In der Rede von Merz war nicht zu erkennen, dass von ihm neue Ideen zu erwarten sind, vielmehr legte er unfreiwillig offen, wie eng sein politisches Denken geworden ist. Davos ist der Ort großer Visionen – und Merz hat genau das nicht geliefert.
Er sprach die USA nicht direkt an, doch seine Rede transportierte klar die Botschaft: Weltpolitik sei ein Spiel der Stärkeren – ein verklausulierter Vorwurf und zugleich das Eingeständnis, dass Deutschland in dieser Logik kaum mithalten kann.

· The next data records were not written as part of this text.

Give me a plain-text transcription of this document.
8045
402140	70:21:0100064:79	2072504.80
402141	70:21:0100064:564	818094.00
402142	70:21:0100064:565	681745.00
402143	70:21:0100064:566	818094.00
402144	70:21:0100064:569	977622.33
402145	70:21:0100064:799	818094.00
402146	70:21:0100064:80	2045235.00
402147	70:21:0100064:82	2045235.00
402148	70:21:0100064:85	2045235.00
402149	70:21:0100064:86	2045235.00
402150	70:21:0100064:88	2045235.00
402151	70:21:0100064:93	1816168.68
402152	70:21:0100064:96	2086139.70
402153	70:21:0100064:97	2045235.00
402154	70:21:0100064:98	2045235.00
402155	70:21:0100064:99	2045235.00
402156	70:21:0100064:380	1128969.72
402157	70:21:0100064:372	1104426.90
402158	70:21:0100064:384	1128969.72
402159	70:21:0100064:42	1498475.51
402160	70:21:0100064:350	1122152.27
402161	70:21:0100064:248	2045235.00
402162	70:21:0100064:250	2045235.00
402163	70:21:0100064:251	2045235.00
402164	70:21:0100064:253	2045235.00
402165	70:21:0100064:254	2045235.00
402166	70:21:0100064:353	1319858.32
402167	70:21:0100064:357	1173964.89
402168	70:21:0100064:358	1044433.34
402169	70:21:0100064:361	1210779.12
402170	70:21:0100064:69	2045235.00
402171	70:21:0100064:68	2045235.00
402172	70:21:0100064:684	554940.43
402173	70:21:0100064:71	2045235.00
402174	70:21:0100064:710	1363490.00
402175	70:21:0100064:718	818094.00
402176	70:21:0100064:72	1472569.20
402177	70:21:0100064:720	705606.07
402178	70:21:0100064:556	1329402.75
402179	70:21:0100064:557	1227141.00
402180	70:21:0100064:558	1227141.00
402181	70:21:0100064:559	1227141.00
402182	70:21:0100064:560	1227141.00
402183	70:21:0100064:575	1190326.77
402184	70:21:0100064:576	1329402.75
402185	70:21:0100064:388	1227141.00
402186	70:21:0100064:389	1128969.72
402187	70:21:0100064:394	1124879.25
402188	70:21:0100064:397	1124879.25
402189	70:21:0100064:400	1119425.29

Der aktuelle Hinweis von Merz, dass Deutschland sich nicht nur auf die Macht der Werte, sondern auf die Werte der Macht stützen müsse, ist eine Umkehrung der bisherigen Politik. bestätigt, dass Machtpolitik nicht per se verwerflich ist – sondern dass es darauf ankommt, welche Ziele sie verfolgt.
Damit markierte Merz eine Abkehr bisheriger deutscher Außenpolitik – und letztlich eine normative Bankrotterklärung.
Ja, so könnte man jetzt fragen, warum hat die Bundesregierung bisher nicht so gehandelt? Merz postuliert jetzt die Notwendigkeit der Macht in der Politik und bemerkt gar nicht, wie machtlos er aktuell ist, weil dieses Prinzip bisher nur von der deutschen Politik delegitimiert wurde und jetzt andere, so auch Donald Trump, das Heft des Handelns übernommen haben.
Eigentlich, so kann man jetzt nur befürchten, hat Friedrich Merz damit einen Offenbarungseid geleistet. Er hat besonders in seiner Rede auf die Notwendigkeit hingewiesen, dass eine Machtausübung auch nur dann möglich ist, wenn die wirtschaftliche Voraussetzung dafür gegeben ist. Und diese ist durch die bisherige Politik, an der auch die CDU in der Vergangenheit beteiligt war und jetzt durch Friedrich Merz beteiligt ist, nicht mehr gegeben. So führte Merz in seiner Rede aus, dass jetzt in Deutschland alles getan werden müsse, die Wirtschaft wieder so stark zu machen, dass sie – und damit auch der Staat – handlungsfähig ist. Merz fordert Machtpolitik – und merkt nicht, dass er selbst über keine Macht verfügt. Er beschreibt Bedingungen, die seine eigene Politik über Jahre zerstört hat.
Was jetzt aktuell deutlich wird ist die Tatsache, dass Deutschland in dem derzeitigen Zustand kaum ein echter Partner für die USA sein kann, was bei dem Verhalten eines Donald Trump eine Katastrophe ist. Über Trump kann man viel denken und sagen, eines scheint aber sicher zu ein: Trump will mit keinen Verlierern Weltpolitik betreiben. Deutschland hat sich selbst in eine Lage manövriert, in der es für die USA kein strategischer Partner mehr ist – und das ausgerechnet in einer Phase, in der Washington keine Geduld für schwache Verbündete hat.